Angiostatin, an angiogenesis inhibitor, is produced extracellularly by the coordinated action of an ensemble of enzymes, including phosphoglycerate kinase (PGK1). Although PGK1 is a key glycolytic enzyme, it can be secreted from certain cells. PGK1 lacks features common to many secreted proteins, such as N-terminal signal sequence and glycosylation sites. We have recently shown that export of PGK1 is stimulated by brefeldin A, an inhibitor of the classical secretory pathway. This result suggests that PGK1 is exported through a nonclassical pathway. One of our long-term goals is to elucidate the nonclassical secretory pathway of PGK1 and its role in angiogenesis.
We believe that our studies will provide new insight into the regulation of angiogenesis and aid the development of new treatments for cardiovascular disease and cancer.
SELECTED RECENT PUBLICATIONS
1. Sheng, Z., Liang, Y., Lin, C-Y., Comai, L., and W.J. Chirico, Direct regulation of rRNA transcription by fibroblast growth factor 2. Mol. Cell.
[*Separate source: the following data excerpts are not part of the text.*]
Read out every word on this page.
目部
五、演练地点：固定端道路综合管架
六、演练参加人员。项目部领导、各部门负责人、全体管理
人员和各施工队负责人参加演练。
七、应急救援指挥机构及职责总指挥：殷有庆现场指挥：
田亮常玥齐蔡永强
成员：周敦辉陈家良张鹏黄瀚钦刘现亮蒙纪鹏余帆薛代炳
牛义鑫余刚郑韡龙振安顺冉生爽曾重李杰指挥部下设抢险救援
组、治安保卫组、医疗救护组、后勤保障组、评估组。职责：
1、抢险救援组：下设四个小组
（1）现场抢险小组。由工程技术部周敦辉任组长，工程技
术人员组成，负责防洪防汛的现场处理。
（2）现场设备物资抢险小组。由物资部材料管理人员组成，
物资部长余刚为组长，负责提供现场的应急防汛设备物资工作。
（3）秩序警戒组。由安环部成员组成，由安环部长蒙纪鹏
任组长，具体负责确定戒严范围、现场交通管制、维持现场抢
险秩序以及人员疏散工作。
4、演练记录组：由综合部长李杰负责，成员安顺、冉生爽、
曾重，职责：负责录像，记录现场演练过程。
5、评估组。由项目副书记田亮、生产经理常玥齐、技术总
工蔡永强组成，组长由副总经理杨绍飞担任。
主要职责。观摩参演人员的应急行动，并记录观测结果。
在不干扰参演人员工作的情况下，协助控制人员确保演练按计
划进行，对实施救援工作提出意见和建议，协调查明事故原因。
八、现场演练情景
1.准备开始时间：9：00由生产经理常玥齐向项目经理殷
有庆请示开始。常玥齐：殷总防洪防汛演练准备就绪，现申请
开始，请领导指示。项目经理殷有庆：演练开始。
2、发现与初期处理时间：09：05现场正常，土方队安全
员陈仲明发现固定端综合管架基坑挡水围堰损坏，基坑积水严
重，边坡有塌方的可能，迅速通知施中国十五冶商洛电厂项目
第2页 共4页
Biol., 2005. 25(21):9419-26.
2. Sheng, Z., J.A. Lewis, and W.J. Chirico, Nuclear and nucleolar localization of 18-kDa fibroblast growth factor-2 is controlled by C-terminal signals. J Biol Chem, 2004. 279(38):40153-60.
3. Sheng, Z., S.B. Chang, and W.J. Chirico, Expression and purification of a biologically active basic fibroblast growth factor fusion protein. Protein Expr Purif, 2003. 27(2):267-71.
4. Ngosuwan, J., N. M. Wang, K. L. Fung, and W. J. Chirico, Roles of cytosolic Hsp70 and Hsp40 molecular chaperones in post-translational translocation of presecretory proteins into the endoplasmic reticulum. J Biol Chem 2002. 278:7034-42.